TORONTO -- Strong returns from their capital markets businesses helped offset slowing growth in the domestic banking operations at most of the country's top lenders during the second quarter.

While debt-laden Canadian consumers have become hesitant to increase their borrowing, causing a lull in loan growth, activity on the capital markets has been heating up. That has allowed the banks to generate substantial revenues through advisory and underwriting fees.

Bank of Nova Scotia analyst Sumit Malhotra says companies raised $21.6 billion on the Toronto Stock Exchange between February and April -- almost double the quarterly average of $11.6 billion seen over the past two years.

In a note to clients, Malhotra said wholesale banking operations -- which include investment banking, corporate lending and trading -- have been outperforming the banks' Canadian retail banking segments since the start of 2012.

"Though the wholesale vs. retail trade-off is not ideal, this is less of an issue for investors as long as consumer credit quality trends hold up well," Malhotra said.

Analysts tend to view revenues from the capital markets segment as more volatile and less sustainable than those derived from personal and commercial banking.

Canadian Imperial Bank of Commerce (TSX:CM) says profits nearly tripled in the second quarter, with its wholesale banking and wealth management divisions leading the way.

The bank reported second-quarter net income of $911 million, or $2.25 per share, on Thursday -- up from $306 million or 73 cents a year ago, when the bank logged a $543-million impairment charge related to its Caribbean operations.

Adjusted net income, which filters out one-time items, was $2.28 per share, beating analyst expectations by five cents per share.

Royal Bank (TSX:RY), which also reported its quarterly results on Thursday, saw profits jump 14 per cent to $2.5 billion, or $1.68 per share, compared to $2.2 billion or $1.47 per share during the second quarter of last year. Adjusted net income was $1.63 per share -- three cents higher than analysts had predicted.

Barclays analyst John Aiken said the bank's capital markets results were "exceptional," with trading revenues up 13 per cent from the first quarter while advisory fees soared 25 per cent higher.

"As we have seen with Royal's peers this quarter, strong capital markets results were able to offset challenges facing the retail banking platform," Aiken said in a note to clients.

Meanwhile, TD Bank Group (TSX:TD) saw its net profits decline by seven per cent to $1.86 billion, or 97 cents per share, from $1.99 billion or $1.04 a share a year ago.

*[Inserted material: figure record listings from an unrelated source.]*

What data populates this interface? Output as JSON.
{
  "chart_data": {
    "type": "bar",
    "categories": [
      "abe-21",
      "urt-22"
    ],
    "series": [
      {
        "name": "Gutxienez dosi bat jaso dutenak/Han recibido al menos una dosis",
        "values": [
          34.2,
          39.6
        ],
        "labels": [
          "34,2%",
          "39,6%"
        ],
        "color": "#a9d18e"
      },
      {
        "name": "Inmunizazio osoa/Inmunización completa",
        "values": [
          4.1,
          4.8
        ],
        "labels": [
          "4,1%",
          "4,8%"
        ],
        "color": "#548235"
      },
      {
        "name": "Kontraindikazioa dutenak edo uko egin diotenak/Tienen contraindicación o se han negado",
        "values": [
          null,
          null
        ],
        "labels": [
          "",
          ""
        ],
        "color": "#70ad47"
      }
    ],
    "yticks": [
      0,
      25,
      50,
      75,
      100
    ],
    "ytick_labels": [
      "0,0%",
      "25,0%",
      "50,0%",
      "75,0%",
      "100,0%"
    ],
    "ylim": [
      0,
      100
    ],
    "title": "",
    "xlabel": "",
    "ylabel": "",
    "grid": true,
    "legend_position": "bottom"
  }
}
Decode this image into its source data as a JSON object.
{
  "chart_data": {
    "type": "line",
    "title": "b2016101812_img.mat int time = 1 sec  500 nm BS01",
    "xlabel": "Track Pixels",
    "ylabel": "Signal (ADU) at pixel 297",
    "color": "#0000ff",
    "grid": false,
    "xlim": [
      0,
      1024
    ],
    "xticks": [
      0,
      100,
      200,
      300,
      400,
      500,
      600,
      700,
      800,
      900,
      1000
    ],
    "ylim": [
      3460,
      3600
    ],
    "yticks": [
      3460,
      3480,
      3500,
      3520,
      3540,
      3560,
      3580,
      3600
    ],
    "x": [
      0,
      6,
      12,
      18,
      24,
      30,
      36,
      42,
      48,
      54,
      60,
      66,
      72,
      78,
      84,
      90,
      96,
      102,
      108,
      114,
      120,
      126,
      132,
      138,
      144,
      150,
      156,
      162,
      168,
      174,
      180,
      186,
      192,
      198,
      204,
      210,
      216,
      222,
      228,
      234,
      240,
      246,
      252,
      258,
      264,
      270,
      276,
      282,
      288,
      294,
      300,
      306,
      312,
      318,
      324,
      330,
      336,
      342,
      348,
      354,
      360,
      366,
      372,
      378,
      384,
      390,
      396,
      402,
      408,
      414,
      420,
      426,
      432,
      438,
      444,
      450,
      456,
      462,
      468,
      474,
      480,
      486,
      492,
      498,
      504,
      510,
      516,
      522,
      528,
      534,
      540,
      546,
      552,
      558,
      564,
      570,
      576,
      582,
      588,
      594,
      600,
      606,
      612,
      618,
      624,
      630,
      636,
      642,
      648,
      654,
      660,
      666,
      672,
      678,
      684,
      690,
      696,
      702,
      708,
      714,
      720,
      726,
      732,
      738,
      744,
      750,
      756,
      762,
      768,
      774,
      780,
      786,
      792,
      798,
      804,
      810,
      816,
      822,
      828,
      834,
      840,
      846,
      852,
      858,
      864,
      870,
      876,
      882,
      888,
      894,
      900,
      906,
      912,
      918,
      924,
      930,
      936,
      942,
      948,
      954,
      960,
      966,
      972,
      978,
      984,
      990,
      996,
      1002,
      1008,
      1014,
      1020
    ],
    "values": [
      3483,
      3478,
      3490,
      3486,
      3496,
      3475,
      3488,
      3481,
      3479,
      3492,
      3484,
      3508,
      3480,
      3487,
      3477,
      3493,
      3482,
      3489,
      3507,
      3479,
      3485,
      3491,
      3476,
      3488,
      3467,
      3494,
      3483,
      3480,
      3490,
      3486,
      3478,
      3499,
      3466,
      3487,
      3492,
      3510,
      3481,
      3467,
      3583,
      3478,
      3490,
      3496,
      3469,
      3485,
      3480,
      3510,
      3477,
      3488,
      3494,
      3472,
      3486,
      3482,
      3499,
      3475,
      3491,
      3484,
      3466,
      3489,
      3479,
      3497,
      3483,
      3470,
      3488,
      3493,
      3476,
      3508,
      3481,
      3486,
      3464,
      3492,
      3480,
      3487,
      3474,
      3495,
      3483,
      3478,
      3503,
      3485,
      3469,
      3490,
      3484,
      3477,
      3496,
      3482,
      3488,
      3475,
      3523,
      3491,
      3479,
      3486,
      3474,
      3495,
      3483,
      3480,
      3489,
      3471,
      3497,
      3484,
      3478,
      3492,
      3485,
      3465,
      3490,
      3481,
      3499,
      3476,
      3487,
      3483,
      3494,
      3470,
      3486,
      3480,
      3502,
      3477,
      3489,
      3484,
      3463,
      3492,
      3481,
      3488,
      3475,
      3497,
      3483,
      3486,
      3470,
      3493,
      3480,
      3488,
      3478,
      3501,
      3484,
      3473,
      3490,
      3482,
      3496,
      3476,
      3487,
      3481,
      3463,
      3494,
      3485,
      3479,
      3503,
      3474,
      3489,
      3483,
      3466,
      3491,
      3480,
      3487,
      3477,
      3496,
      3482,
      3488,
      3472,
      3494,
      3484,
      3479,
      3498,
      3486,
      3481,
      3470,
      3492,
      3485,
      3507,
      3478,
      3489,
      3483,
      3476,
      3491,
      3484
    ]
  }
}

But after filtering out one-time items -- including a $337 million restructuring charge to trim down its operations -- adjusted earnings were up nearly five per cent to $2.2 billion, or $1.14 a per share, beating analyst expectations by three cents.

On Wednesday, the Bank of Montreal (TSX:BMO) reported net earnings of $999 million, or $1.49 per share, down from $1.08 billion or $1.60 per share a year ago.

Scotiabank will report its quarterly results Friday.